Primary Applications
- Metagenomics: Binning and refining metagenomic reads by taxonomic origin
- Contamination Detection: Separating host reads from pathogen sequences
- Multi-species Studies: Parsing reads from mixed-species samples
- Quality Control: Quantifying cross-contamination between samples
Basic Usage
bbsplit.sh ref=x.fa,y.fa in=reads.fq basename=o%.fq
This is equivalent to:
bbsplit.sh build=1 in=reads.fq ref_x=x.fa ref_y=y.fa out_x=ox.fq out_y=oy.fq
Two-step process:
To index:
bbsplit.sh build=1 ref_x=reference1.fa ref_y=reference2.fa
To map:
bbsplit.sh build=1 in=reads.fq out_x=output1.fq out_y=output2.fq
Parameters
BBSplit uses the BBMap engine internally and supports almost all BBMap parameters, with the addition of specialized multi-reference functionality. Parameters are organized by function:
Indexing Parameters
Required when building the index. BBSplit creates specialized indexes that track which sequences came from which reference file.
- ref=<file,file>
- A list of references, or directories containing fasta files.
- ref_<name>=<ref.fa>
- Alternate, longer way to specify references. e.g., ref_ecoli=ecoli.fa. These can also be comma-delimited lists of files; e.g., ref_bacteria=ecoli.fa,salmonella.fa,klebsiella.fa
- build=<1>
- Designate index to use. Corresponds to the number specified when building the index.
- path=<.>
- Specify the location to write the index, if you don't want it in the current working directory.
Input Parameters
- in=<reads.fq>
- Primary reads input; required parameter.
- in2=<reads2.fq>
- For paired reads in two files.
- qin=<auto>
- Set to 33 or 64 to specify input quality value ASCII offset.
- interleaved=<auto>
- True forces paired/interleaved input; false forces single-ended mapping. If not specified, interleaved status will be autodetected from read names.
Mapping Parameters
- maxindel=<20>
- Don't look for indels longer than this. Lower is faster. Set to >=100k for RNA-seq.
- minratio=<0.56>
- Fraction of max alignment score required to keep a site. Higher is faster.
- minhits=<1>
- Minimum number of seed hits required for candidate sites. Higher is faster.
- ambiguous=<best>
- Set behavior on ambiguously-mapped reads (with multiple top-scoring mapping locations).

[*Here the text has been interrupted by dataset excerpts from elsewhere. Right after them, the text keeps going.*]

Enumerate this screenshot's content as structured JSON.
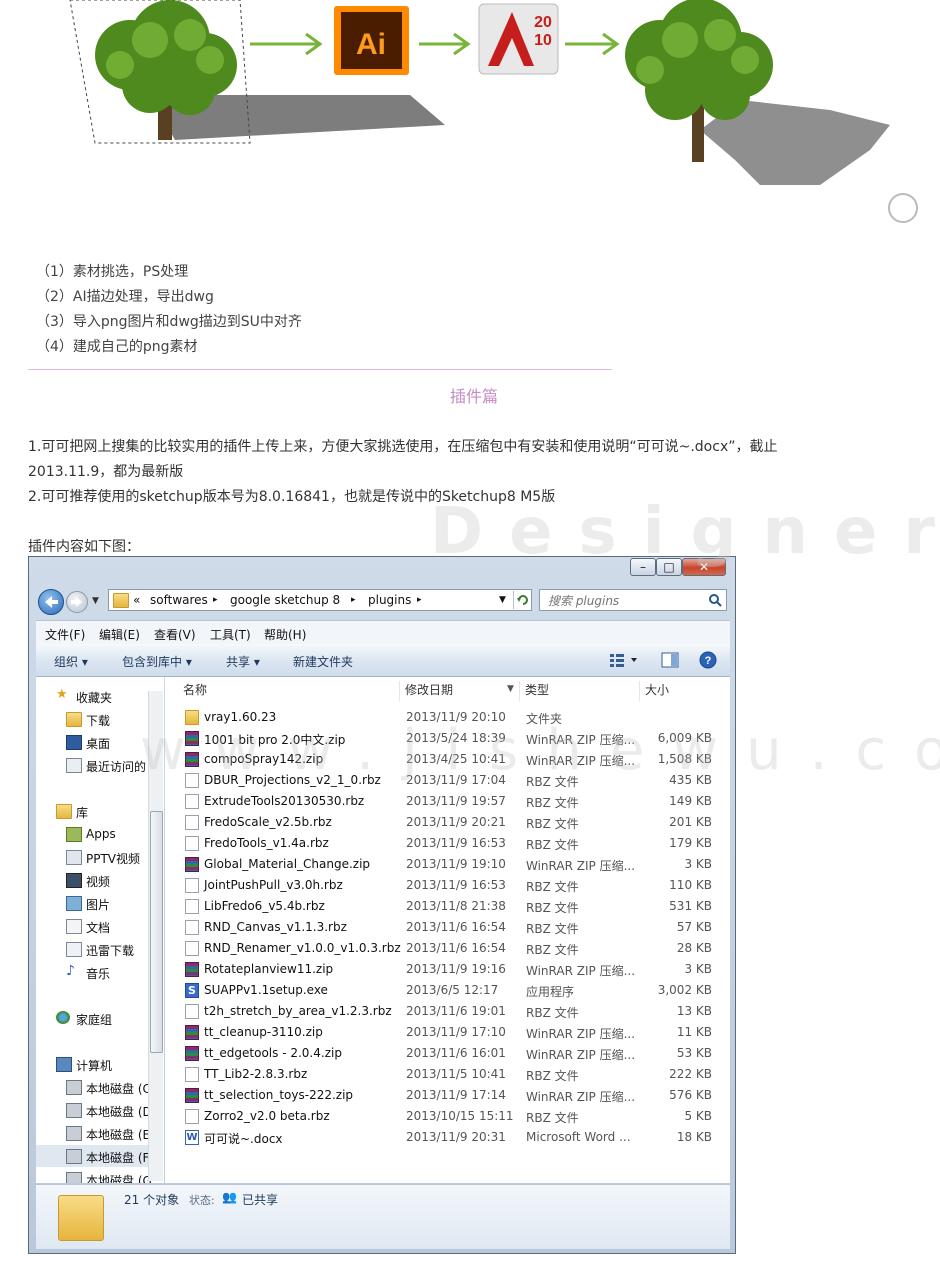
{
  "article": {
    "steps": [
      "（1）素材挑选，PS处理",
      "（2）AI描边处理，导出dwg",
      "（3）导入png图片和dwg描边到SU中对齐",
      "（4）建成自己的png素材"
    ],
    "section_title": "插件篇",
    "para1_line1": "1.可可把网上搜集的比较实用的插件上传上来，方便大家挑选使用，在压缩包中有安装和使用说明“可可说~.docx”，截止",
    "para1_line2": "2013.11.9，都为最新版",
    "para2": "2.可可推荐使用的sketchup版本号为8.0.16841，也就是传说中的Sketchup8 M5版",
    "caption": "插件内容如下图："
  },
  "figure": {
    "ai_label": "Ai",
    "cad_year_top": "20",
    "cad_year_bottom": "10"
  },
  "window": {
    "caption_buttons": {
      "minimize": "–",
      "maximize": "□",
      "close": "✕"
    },
    "address": {
      "chevron": "«",
      "segments": [
        "softwares",
        "google sketchup 8",
        "plugins"
      ],
      "sep": "▸"
    },
    "search_placeholder": "搜索 plugins",
    "menu": [
      "文件(F)",
      "编辑(E)",
      "查看(V)",
      "工具(T)",
      "帮助(H)"
    ],
    "toolbar": [
      "组织 ▾",
      "包含到库中 ▾",
      "共享 ▾",
      "新建文件夹"
    ],
    "sidebar": {
      "favorites": "收藏夹",
      "fav_items": [
        "下载",
        "桌面",
        "最近访问的"
      ],
      "libraries": "库",
      "lib_items": [
        "Apps",
        "PPTV视频",
        "视频",
        "图片",
        "文档",
        "迅雷下载",
        "音乐"
      ],
      "homegroup": "家庭组",
      "computer": "计算机",
      "drives": [
        "本地磁盘 (C",
        "本地磁盘 (D",
        "本地磁盘 (E",
        "本地磁盘 (F",
        "本地磁盘 (G"
      ]
    },
    "columns": {
      "name": "名称",
      "date": "修改日期",
      "type": "类型",
      "size": "大小"
    },
    "files": [
      {
        "name": "vray1.60.23",
        "date": "2013/11/9 20:10",
        "type": "文件夹",
        "size": "",
        "icon": "folder"
      },
      {
        "name": "1001 bit pro 2.0中文.zip",
        "date": "2013/5/24 18:39",
        "type": "WinRAR ZIP 压缩...",
        "size": "6,009 KB",
        "icon": "rar"
      },
      {
        "name": "compoSpray142.zip",
        "date": "2013/4/25 10:41",
        "type": "WinRAR ZIP 压缩...",
        "size": "1,508 KB",
        "icon": "rar"
      },
      {
        "name": "DBUR_Projections_v2_1_0.rbz",
        "date": "2013/11/9 17:04",
        "type": "RBZ 文件",
        "size": "435 KB",
        "icon": "doc"
      },
      {
        "name": "ExtrudeTools20130530.rbz",
        "date": "2013/11/9 19:57",
        "type": "RBZ 文件",
        "size": "149 KB",
        "icon": "doc"
      },
      {
        "name": "FredoScale_v2.5b.rbz",
        "date": "2013/11/9 20:21",
        "type": "RBZ 文件",
        "size": "201 KB",
        "icon": "doc"
      },
      {
        "name": "FredoTools_v1.4a.rbz",
        "date": "2013/11/9 16:53",
        "type": "RBZ 文件",
        "size": "179 KB",
        "icon": "doc"
      },
      {
        "name": "Global_Material_Change.zip",
        "date": "2013/11/9 19:10",
        "type": "WinRAR ZIP 压缩...",
        "size": "3 KB",
        "icon": "rar"
      },
      {
        "name": "JointPushPull_v3.0h.rbz",
        "date": "2013/11/9 16:53",
        "type": "RBZ 文件",
        "size": "110 KB",
        "icon": "doc"
      },
      {
        "name": "LibFredo6_v5.4b.rbz",
        "date": "2013/11/8 21:38",
        "type": "RBZ 文件",
        "size": "531 KB",
        "icon": "doc"
      },
      {
        "name": "RND_Canvas_v1.1.3.rbz",
        "date": "2013/11/6 16:54",
        "type": "RBZ 文件",
        "size": "57 KB",
        "icon": "doc"
      },
      {
        "name": "RND_Renamer_v1.0.0_v1.0.3.rbz",
        "date": "2013/11/6 16:54",
        "type": "RBZ 文件",
        "size": "28 KB",
        "icon": "doc"
      },
      {
        "name": "Rotateplanview11.zip",
        "date": "2013/11/9 19:16",
        "type": "WinRAR ZIP 压缩...",
        "size": "3 KB",
        "icon": "rar"
      },
      {
        "name": "SUAPPv1.1setup.exe",
        "date": "2013/6/5 12:17",
        "type": "应用程序",
        "size": "3,002 KB",
        "icon": "exe"
      },
      {
        "name": "t2h_stretch_by_area_v1.2.3.rbz",
        "date": "2013/11/6 19:01",
        "type": "RBZ 文件",
        "size": "13 KB",
        "icon": "doc"
      },
      {
        "name": "tt_cleanup-3110.zip",
        "date": "2013/11/9 17:10",
        "type": "WinRAR ZIP 压缩...",
        "size": "11 KB",
        "icon": "rar"
      },
      {
        "name": "tt_edgetools - 2.0.4.zip",
        "date": "2013/11/6 16:01",
        "type": "WinRAR ZIP 压缩...",
        "size": "53 KB",
        "icon": "rar"
      },
      {
        "name": "TT_Lib2-2.8.3.rbz",
        "date": "2013/11/5 10:41",
        "type": "RBZ 文件",
        "size": "222 KB",
        "icon": "doc"
      },
      {
        "name": "tt_selection_toys-222.zip",
        "date": "2013/11/9 17:14",
        "type": "WinRAR ZIP 压缩...",
        "size": "576 KB",
        "icon": "rar"
      },
      {
        "name": "Zorro2_v2.0 beta.rbz",
        "date": "2013/10/15 15:11",
        "type": "RBZ 文件",
        "size": "5 KB",
        "icon": "doc"
      },
      {
        "name": "可可说~.docx",
        "date": "2013/11/9 20:31",
        "type": "Microsoft Word ...",
        "size": "18 KB",
        "icon": "word"
      }
    ],
    "status": {
      "count": "21 个对象",
      "state_label": "状态:",
      "state_value": "已共享"
    }
  },
  "watermark": {
    "word": "Designer",
    "cn": "",
    "url": "www.jishewu.com"
  },
  "colors": {
    "divider": "#e4b6dc",
    "section_title": "#c58bc7",
    "arrow": "#76b43a",
    "ai_bg": "#ff8a00"
  }
}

- best - use the first best site
- toss - consider unmapped
- random - select one top-scoring site randomly
- all - retain all top-scoring sites (does not work yet with SAM output)
- ambiguous2=<best>
- Set behavior only for reads that map ambiguously to multiple different references. This is BBSplit's key distinguishing parameter - it handles cross-reference ambiguity separately from within-reference ambiguity. Normal 'ambiguous=' controls behavior on all ambiguous reads; ambiguous2= excludes reads that map ambiguously within a single reference.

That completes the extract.